Pushing on in the higher branches of his profession, and aiming always at the best, the degree of the University of London became a temptation, and Mr. became Dr. Snow on the 23rd of November, 1843, by passing the M.B. examination. He was enrolled in the second division on this occasion. On the 20th of December in the following year, he passed the M.D. examination, and came out in the first division of candidates.
The harass of London life by this time commenced to tell on Dr. Snow. He had suffered a few years previously from threatened symptoms of phthisis pulmonalis, but took plenty of fresh air, and recovered. He again became slowly unhinged for work, and in the summer of 1845, was attacked with acute and alarming symptoms of renal disorder. His friend and neighbour, Mr. Peter Marshall, then of Greek Street, now of Bedford Square, gave him his able assistance, and the advice of Dr. Prout, and, I believe, of Dr. Bright, was obtained. He was induced by their general opinion to change his mode of living, and even to take wine in small quantities. In the autumn of 1845, he paid a visit to his friend and old colleague, Mr. Joshua Parsons, at Beckington, with whom he stayed a fortnight, enjoying himself very much. The friends resumed their old controversies, and the Doctor admitted that he had been obliged to relinquish his vegetable diet in favour of a mixed regimen. He improved greatly, says Mr. Parsons, during his stay; but it was obvious that London life and hard study had hold of him. From Beckington he went to the Isle of Wight, but soon returned to London and to his work. A little after this, he was elected Lecturer on Forensic Medicine at the Aldersgate School of Medicine, and held the appointment till the establishment dissolved in 1849. I have often heard from him, in his quiet droll way, many laughable stories in relation to his duties in the forensic chair. When he left off teaching, he found that, in addition to the labour implied and the cost of experiments, he had to pay, with the rest of his colleagues, a ransom for his release.
There is no night without its morning. The eventful medical year of 1846 proved the turn of tide season with our struggling Esculapian. In this year, the news came over from America that operations could be performed without pain under the influence of sulphuric ether.

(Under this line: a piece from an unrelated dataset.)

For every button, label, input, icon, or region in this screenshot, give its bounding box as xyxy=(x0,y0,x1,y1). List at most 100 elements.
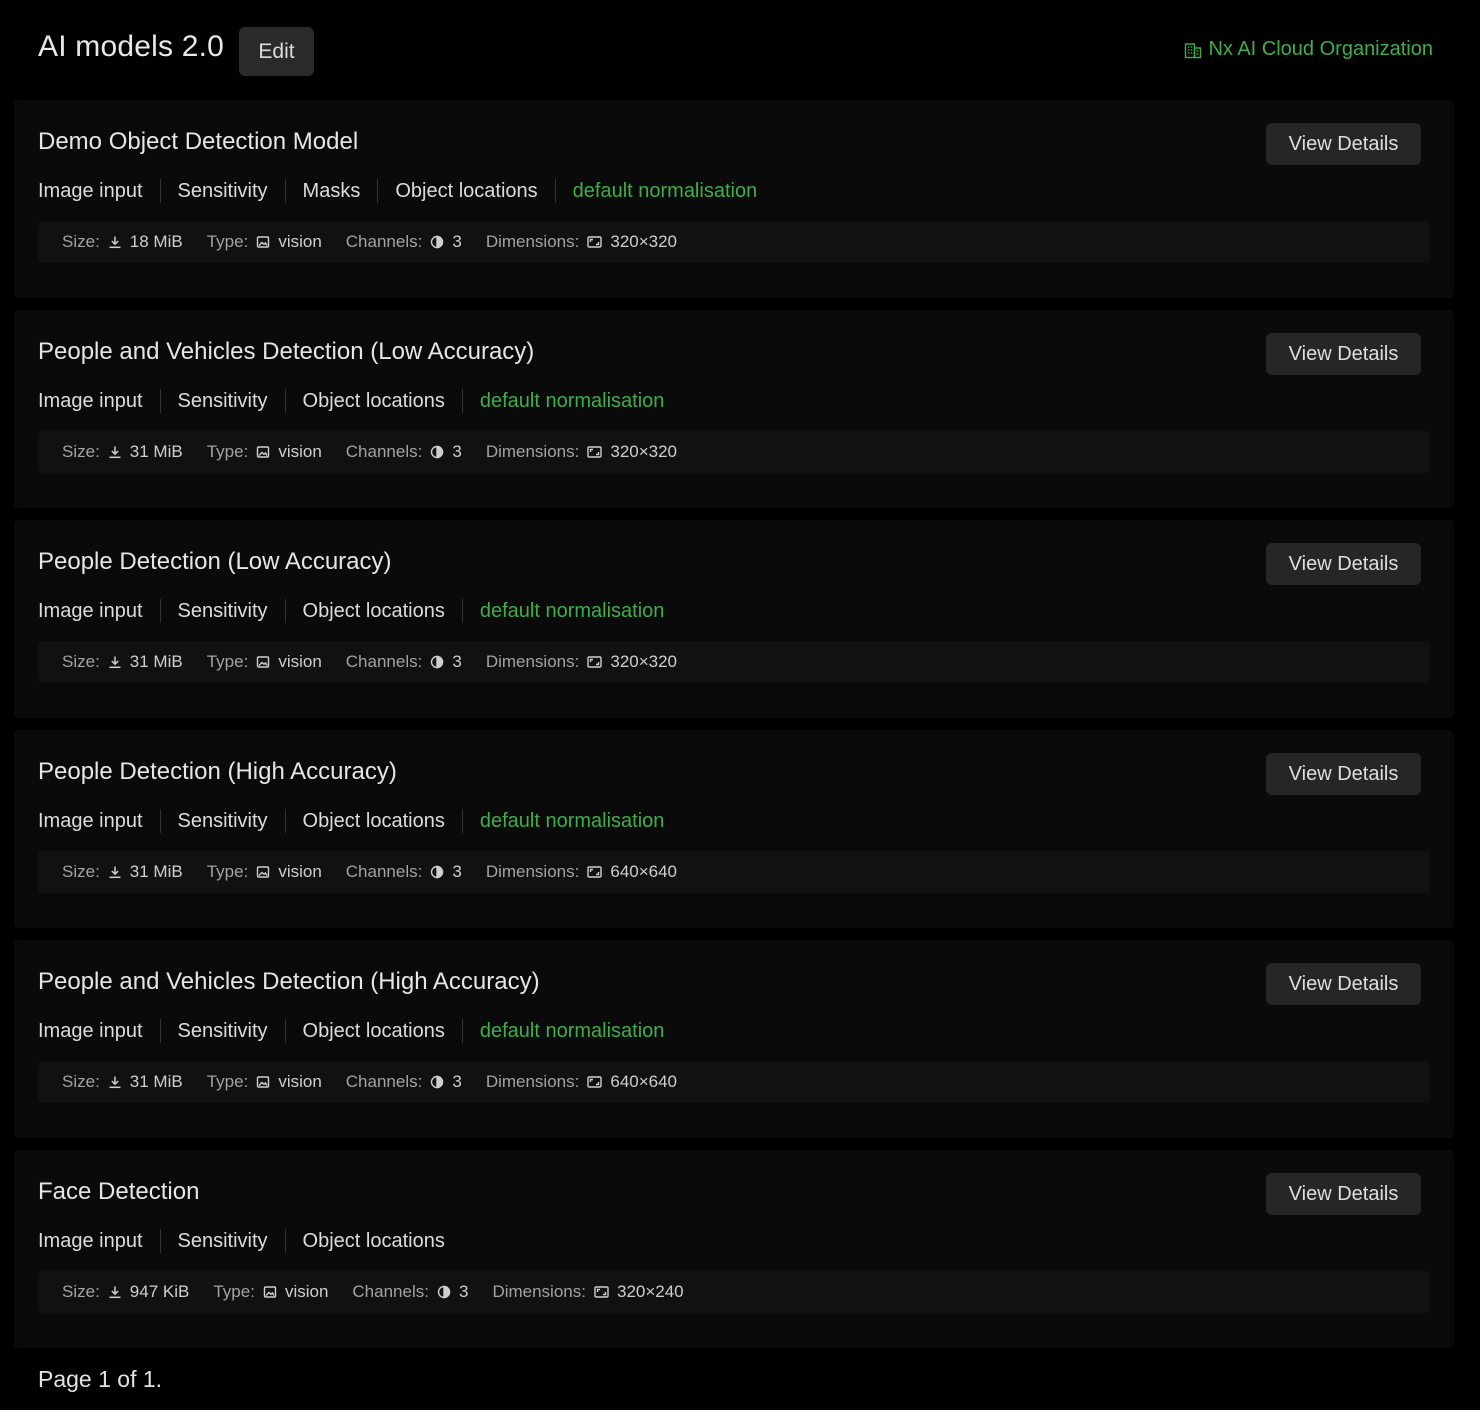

The fact was just such an one as would at once attract the earnest attention of Dr. Snow. It was a physiological, as well as a practical fact. It was rational in its meaning, and marvellously humane in its application. The question once before him, was in a scientific sense his own. His previous experimental studies on respiration and asphyxia had prepared him for this new inquiry. He lost no time, therefore, in investigating the new fact; he took it up for its own sake, however, not from any thought, at the time, of a harvest of gold.